Students shared that several of the recommendations could be implemented without legislative action, such as peer mentoring or mental health breaks.

“At the beginning of each of my AP Language classes, we would spend 10 minutes just to talk about something we were excited for or something we wanted to share … I was really excited one day to share with my class that I had bought my first set of tires for my car,” said Soleila Elliot González, a recent graduate of Ballard High School (Jefferson County). “Over time, that’s an opportunity to build relationships and create rapport … It was a time of getting to listen and share. Moments like that can be really valuable.”

Equity Dashboard

Florence Chang, the strategic analyst of school learning at KDE shared information on the equity dashboard, which provides live data on the under- or overrepresentation of various demographic groups on several indicators that schools and districts can access.​

Developed by KDE’s offices of Education Technology and Teaching and Learning, the dashboard is designed to offer a “big picture” look to help schools and districts identify areas needing further attention.
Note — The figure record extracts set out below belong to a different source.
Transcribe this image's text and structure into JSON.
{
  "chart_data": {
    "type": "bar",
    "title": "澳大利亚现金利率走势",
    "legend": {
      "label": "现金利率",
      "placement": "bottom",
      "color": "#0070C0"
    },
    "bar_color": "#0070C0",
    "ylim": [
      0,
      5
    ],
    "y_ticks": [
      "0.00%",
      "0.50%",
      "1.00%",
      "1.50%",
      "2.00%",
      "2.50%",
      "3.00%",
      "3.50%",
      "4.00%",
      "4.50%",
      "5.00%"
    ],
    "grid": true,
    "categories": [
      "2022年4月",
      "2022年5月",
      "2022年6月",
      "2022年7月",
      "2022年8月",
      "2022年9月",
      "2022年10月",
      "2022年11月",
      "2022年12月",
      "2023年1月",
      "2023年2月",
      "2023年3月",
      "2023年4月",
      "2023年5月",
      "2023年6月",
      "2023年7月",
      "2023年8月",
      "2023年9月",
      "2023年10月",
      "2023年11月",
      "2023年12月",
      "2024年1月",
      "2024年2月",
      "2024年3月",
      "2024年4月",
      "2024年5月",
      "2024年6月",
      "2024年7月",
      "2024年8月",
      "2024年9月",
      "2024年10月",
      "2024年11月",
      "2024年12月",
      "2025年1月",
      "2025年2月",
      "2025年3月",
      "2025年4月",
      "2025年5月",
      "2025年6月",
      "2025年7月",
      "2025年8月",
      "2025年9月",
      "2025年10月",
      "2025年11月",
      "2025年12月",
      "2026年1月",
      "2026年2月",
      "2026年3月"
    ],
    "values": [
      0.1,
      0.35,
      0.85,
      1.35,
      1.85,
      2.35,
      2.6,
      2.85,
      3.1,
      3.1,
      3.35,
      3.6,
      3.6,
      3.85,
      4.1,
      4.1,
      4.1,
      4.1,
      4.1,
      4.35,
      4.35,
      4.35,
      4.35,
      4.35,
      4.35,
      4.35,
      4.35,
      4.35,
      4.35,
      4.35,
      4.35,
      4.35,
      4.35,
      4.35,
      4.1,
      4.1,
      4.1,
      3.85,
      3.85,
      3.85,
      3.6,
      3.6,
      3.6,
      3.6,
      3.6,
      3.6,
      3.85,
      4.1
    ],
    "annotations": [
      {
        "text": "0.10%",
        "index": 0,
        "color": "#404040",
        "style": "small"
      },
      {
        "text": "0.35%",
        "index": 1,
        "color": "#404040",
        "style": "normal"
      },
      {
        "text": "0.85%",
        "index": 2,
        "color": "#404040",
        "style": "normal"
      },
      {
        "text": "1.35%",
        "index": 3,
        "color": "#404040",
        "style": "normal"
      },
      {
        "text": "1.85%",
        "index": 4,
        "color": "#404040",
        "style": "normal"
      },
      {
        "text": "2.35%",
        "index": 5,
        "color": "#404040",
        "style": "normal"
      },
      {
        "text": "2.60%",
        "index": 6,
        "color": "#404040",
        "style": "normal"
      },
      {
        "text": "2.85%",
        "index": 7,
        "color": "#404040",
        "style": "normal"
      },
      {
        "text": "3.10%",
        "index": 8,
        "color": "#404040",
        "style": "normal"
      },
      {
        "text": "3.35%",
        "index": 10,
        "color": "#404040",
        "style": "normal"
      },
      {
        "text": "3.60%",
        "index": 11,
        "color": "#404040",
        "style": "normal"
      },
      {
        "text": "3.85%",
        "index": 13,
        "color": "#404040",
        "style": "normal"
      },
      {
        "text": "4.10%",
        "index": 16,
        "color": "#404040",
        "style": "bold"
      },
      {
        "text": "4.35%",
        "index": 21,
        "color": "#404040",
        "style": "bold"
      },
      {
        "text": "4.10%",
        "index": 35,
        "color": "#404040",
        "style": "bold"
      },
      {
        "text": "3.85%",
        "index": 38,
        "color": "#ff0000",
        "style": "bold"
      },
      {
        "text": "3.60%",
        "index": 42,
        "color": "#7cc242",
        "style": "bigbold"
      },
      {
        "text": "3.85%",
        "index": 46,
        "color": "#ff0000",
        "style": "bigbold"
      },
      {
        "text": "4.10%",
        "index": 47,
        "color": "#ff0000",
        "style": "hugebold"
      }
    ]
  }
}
The equity dashboard utilizes risk ratios to examine the equity of outcomes between different student groups, such as economic status or students of color. When a group experiences inequity in outcomes, the equity dashboard identifies them as at-risk.

Chang said the equity dashboard is a good example of making sure people use “the right level data, at the right time, with the right people.” Chang suggested counselors “calendar out” when to use the data in order to effectively use the dashboard.

In other business, the council:

  • Learned more about the June 10 “Counselor Cadre” focusing on celebration and proactive planning for the upcoming school year;
  • Was informed of the Use of Time survey update that will be released on July 14; and
  • Heard updates from KDE about the social-emotional learning framework, Calming Space grant and meetings for 2022-2023 school year.